Böhme grew up in Rothenkirchen, Vogtland. Starting at the age of 13, he became an organist at church services there. From 1972 to 1979, he studied at the Church Music School in Dresden with Hans Otto and at the Felix Mendelssohn Bartholdy Academy of Music in Leipzig with Wolfgang Schetelich.

After completing his studies, he worked as cantor and organist at the Kreuzkirche in Karl-Marx-Stadt (now Chemnitz) until 1986. In 1985, Böhme was chosen from among many applicants to become Leipzig's St. Thomas Organist, taking up the position in 1986. His responsibilities include playing the organ at church services and in the motets of the St. Thomas Boys' Choir, as well as playing basso continuo for cantatas, oratorios, and Passions. As organist of St. Thomas Church, he initiated the restoration of the romantic Sauer organ there and designed the concept for a new Baroque Bach organ, which was built in 2000 by the organ building company Woehl.

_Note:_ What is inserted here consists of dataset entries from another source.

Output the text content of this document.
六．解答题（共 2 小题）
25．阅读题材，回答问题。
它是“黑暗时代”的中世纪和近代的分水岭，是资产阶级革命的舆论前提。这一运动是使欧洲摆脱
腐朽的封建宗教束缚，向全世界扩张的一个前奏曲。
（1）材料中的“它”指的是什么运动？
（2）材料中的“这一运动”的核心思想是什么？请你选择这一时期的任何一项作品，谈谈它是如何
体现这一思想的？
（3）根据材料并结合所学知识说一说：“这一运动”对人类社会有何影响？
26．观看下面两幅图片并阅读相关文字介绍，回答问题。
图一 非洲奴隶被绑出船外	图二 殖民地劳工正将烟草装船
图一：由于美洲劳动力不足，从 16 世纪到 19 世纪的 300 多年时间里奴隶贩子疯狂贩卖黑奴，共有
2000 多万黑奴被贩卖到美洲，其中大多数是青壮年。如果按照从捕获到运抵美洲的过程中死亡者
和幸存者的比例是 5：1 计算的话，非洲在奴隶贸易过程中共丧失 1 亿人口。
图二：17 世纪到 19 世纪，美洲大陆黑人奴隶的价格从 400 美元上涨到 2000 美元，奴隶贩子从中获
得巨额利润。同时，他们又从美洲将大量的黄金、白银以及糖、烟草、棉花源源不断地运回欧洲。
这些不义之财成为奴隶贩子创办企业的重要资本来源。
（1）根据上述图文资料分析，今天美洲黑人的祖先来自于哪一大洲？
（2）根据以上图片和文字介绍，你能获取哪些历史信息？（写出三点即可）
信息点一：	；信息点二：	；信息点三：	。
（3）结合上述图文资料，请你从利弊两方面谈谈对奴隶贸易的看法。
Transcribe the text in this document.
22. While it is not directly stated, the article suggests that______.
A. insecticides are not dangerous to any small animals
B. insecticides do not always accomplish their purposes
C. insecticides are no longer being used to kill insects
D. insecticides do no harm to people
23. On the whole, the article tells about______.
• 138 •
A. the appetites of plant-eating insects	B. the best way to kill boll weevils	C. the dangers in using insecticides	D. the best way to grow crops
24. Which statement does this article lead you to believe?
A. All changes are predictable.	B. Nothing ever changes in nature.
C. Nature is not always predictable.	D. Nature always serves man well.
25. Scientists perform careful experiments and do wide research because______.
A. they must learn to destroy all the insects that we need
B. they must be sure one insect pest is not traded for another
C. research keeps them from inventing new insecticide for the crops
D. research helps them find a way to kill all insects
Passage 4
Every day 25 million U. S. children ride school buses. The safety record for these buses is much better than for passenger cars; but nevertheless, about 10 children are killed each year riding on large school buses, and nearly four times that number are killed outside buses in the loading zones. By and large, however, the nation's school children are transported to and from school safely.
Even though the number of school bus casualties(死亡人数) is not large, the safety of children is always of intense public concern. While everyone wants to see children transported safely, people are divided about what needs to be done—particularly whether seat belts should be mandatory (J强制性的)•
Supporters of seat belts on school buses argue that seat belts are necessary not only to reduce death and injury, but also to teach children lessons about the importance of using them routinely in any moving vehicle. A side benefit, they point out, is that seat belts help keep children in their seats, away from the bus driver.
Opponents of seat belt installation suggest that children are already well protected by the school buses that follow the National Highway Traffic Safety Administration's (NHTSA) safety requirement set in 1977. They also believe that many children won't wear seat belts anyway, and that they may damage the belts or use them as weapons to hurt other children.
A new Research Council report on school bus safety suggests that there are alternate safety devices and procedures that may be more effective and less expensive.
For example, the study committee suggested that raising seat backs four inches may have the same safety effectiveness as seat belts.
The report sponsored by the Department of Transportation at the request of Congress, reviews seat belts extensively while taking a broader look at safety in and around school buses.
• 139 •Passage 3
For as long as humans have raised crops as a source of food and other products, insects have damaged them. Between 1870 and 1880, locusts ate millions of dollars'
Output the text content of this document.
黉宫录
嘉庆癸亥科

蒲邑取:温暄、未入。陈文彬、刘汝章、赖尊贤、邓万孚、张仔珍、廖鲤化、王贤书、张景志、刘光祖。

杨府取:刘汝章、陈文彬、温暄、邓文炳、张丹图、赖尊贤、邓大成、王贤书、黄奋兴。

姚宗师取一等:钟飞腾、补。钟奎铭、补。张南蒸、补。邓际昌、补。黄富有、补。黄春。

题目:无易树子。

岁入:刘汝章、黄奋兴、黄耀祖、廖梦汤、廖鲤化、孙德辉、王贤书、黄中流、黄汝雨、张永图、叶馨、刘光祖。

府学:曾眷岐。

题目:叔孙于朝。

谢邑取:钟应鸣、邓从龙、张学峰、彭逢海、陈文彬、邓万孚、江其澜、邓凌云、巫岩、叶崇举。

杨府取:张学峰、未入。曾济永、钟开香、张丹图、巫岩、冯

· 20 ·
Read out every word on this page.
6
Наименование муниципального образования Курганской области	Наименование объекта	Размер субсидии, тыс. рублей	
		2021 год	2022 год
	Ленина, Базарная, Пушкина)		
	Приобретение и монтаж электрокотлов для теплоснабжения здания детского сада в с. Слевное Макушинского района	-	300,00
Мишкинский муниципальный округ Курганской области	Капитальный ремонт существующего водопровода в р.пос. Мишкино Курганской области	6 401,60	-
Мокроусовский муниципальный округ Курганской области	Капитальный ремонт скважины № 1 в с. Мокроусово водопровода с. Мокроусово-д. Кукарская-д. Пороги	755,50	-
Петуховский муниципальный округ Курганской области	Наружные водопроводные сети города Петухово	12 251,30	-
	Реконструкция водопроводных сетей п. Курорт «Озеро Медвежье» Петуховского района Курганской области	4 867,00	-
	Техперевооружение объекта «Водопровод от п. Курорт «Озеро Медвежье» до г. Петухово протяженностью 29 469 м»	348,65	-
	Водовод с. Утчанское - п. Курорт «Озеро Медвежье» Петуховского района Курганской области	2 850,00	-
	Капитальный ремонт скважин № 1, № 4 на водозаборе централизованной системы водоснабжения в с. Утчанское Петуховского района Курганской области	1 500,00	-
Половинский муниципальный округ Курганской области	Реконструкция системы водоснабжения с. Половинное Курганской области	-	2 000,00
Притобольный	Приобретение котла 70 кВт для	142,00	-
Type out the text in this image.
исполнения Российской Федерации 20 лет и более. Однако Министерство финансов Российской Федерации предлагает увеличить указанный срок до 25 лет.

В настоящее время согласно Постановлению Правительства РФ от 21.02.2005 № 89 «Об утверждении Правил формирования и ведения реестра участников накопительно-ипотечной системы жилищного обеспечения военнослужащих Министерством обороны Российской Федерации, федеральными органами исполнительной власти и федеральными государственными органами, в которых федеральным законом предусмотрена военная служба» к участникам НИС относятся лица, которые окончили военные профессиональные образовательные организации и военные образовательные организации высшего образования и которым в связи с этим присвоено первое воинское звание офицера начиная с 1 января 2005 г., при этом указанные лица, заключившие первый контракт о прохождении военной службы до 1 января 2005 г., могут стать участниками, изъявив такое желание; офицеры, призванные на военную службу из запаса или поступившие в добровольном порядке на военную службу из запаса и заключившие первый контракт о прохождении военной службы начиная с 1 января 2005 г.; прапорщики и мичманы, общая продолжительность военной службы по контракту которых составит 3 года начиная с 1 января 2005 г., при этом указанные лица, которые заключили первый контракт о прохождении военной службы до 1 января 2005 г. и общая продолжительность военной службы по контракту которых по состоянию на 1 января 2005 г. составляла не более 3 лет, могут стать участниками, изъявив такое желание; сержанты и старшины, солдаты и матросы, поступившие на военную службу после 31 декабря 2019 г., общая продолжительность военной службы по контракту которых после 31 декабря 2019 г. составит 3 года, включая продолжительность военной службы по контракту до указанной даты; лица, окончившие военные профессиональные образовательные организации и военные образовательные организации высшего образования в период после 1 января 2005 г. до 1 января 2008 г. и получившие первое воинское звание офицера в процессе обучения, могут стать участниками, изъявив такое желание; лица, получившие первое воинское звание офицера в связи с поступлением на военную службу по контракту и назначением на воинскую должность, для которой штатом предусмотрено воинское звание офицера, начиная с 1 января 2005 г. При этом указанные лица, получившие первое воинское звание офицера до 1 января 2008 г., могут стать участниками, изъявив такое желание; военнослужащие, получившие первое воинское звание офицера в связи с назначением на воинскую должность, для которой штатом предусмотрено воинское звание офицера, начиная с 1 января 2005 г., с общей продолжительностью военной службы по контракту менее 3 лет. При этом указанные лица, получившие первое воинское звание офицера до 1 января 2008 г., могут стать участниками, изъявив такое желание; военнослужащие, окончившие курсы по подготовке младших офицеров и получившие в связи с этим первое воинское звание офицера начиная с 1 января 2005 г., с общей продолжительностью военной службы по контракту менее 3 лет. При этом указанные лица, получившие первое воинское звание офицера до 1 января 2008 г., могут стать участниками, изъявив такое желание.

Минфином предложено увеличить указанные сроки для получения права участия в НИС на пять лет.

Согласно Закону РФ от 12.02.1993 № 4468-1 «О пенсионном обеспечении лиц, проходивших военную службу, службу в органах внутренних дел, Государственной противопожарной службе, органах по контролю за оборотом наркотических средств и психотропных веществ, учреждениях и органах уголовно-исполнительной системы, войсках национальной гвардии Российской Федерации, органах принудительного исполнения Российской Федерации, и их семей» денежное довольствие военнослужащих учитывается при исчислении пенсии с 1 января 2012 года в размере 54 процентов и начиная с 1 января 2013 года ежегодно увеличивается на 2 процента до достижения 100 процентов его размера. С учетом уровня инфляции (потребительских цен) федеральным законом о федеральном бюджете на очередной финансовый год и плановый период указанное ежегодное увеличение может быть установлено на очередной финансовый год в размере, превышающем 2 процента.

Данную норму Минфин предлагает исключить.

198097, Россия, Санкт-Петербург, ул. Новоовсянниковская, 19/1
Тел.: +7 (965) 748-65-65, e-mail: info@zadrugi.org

In 1994, Böhme was appointed honorary professor of organ at the Institute of Church Music at the Leipzig University of Music and Theatre. He also gives interpretation courses at home and abroad.

On 13 June 2008, Böhme played BWV 1128 at the opening concert of the Bachfest Leipzig, which included Bach's cantata BWV 178 on the same chorale, sung by the Thomanerchor.

After almost 36 years of service as St. Thomas organist, Ullrich Böhme retired in November 2021 while serving in the motet of the St. Thomas Boys Choir at St. Thomas Church in Leipzig.